В девятом номере журнала «Аполлон» появляется очень важная статья Гумилёва о Теофиле Готье, где поэт проводит связующую нить между Пушкиным и французским поэтом: «…как бы следуя завету Пушкина „лишь юности и красоты поклонником быть должен гений“, Готье любил описывать сказочные богатства, принадлежащие веселым молодым людям, расточающие их на юных, прекрасных и всегда немного напоминающих кошек женщин, — этих молодых людей, любовные признания которых звучат, как дерзкое и томное…» Гумилёв пишет: «В „Эмалях и камеях“ он равно избегает как случайного, конкретного, так и туманного, отвлеченного…» Туманное и отвлеченное — это символизм. Николай Степанович, анализируя творчество Готье, проговаривает и те принципы, которые для него являются главными: «Он последний верил, что литература есть целый мир, управляемый законами, равноценными законам жизни, и он чувствовал себя гражданином этого мира. Он не подразделял его на высшие и низшие касты, на враждебные друг другу течения. Он уверенной рукой отовсюду брал, что ему было надо, и все становилось чистым золотом в этой руке. Классик по темпераменту, романтик по устремлениям, он дал нам незабываемые сцены в духе поэзии „Озерной Школы“, гётевского склада размышления о жизни и смерти, меланхолические и шаловливые картинки XVIII века… В литературе нет других законов, кроме закона радостного и плодотворного усилия, — вот о чем всегда должно нам напоминать имя Теофиля Готье». Эти принципы Гумилёв потом заложит и в написанную им программу нового литературного движения.
15 сентября в Царское Село вернулась Анна Андреевна, а 29-го она написала свое двухсотое стихотворение «Песня последней разлуки».

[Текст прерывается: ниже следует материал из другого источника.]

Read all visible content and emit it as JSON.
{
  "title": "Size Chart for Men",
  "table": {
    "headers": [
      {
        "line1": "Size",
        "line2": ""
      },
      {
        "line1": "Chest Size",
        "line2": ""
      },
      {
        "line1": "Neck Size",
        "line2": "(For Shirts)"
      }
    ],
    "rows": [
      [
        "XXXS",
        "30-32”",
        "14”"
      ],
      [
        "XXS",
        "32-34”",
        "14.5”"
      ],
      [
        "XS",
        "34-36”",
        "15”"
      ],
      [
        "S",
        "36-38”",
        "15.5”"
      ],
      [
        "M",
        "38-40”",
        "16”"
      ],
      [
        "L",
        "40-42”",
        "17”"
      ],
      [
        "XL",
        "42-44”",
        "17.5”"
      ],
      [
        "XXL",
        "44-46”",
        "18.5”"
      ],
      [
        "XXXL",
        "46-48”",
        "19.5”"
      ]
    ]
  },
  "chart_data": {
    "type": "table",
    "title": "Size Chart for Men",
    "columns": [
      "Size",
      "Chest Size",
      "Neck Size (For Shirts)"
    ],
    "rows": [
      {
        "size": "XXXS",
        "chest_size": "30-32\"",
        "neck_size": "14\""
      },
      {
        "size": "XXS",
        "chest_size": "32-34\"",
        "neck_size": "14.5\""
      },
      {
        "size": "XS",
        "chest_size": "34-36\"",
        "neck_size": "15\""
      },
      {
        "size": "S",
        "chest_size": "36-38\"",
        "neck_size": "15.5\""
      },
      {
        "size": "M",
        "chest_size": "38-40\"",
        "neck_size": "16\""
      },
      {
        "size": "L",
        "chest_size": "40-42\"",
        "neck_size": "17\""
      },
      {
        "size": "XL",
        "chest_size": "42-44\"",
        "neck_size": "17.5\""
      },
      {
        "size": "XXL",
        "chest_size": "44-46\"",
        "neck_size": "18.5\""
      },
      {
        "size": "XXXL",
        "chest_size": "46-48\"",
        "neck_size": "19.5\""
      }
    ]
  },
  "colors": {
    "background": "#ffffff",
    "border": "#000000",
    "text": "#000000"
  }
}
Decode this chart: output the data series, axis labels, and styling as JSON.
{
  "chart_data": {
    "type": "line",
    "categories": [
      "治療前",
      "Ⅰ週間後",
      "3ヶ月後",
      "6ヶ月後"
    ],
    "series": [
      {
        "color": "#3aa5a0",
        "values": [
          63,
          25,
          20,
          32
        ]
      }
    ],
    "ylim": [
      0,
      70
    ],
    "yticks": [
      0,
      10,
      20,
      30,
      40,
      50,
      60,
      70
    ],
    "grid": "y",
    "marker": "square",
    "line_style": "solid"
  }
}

В октябре Гумилёв познакомился с будущим вторым мужем своей жены Вольдемаром-Георгом (в быту Владимиром) — сыном поручика 91-го пехотного Двинского полка Казимира Донатовича Шилейко. Николай Степанович любил бывать в университетском музее древностей. Однажды он увидел там довольно интересной внешности молодого человека (он был младше Гумилёва почти на пять лет) в круглых тонких очках, с коротко постриженными волосами. Незнакомец медленно обходил экспонаты, внимательно вглядывался в них и — близоруко щурился. В ту пору ему было немногим больше двадцати лет. Так как в зале было пусто, они не могли не заметить друг друга и познакомились. Оказалось, что Шилейко окончил с золотой медалью Петергофскую гимназию и сейчас учился на восточном факультете университета по еврейско-арабско-сирийскому разряду, будучи сам крещен как евангелист-лютеранин. Сейчас он серьезно увлекался ассириологией — курсом, недавно введенным в университете академиком П. К. Коковцовым. Гумилёв поинтересовался, занимается ли студент только переводами или сам что-то пишет. Шилейко признался, что и сам пишет! Этого было достаточно, чтобы они договорились об очередной встрече. Конечно, разговор зашел у них о поэзии. Шилейко внимательно слушал, как Гумилёв говорил о символизме, о том, что настало время нового течения в литературе, каковое он вскоре и образует. Вполне вероятно, что все это было интересно молодому студенту. Во всяком случае, вскоре они подружились.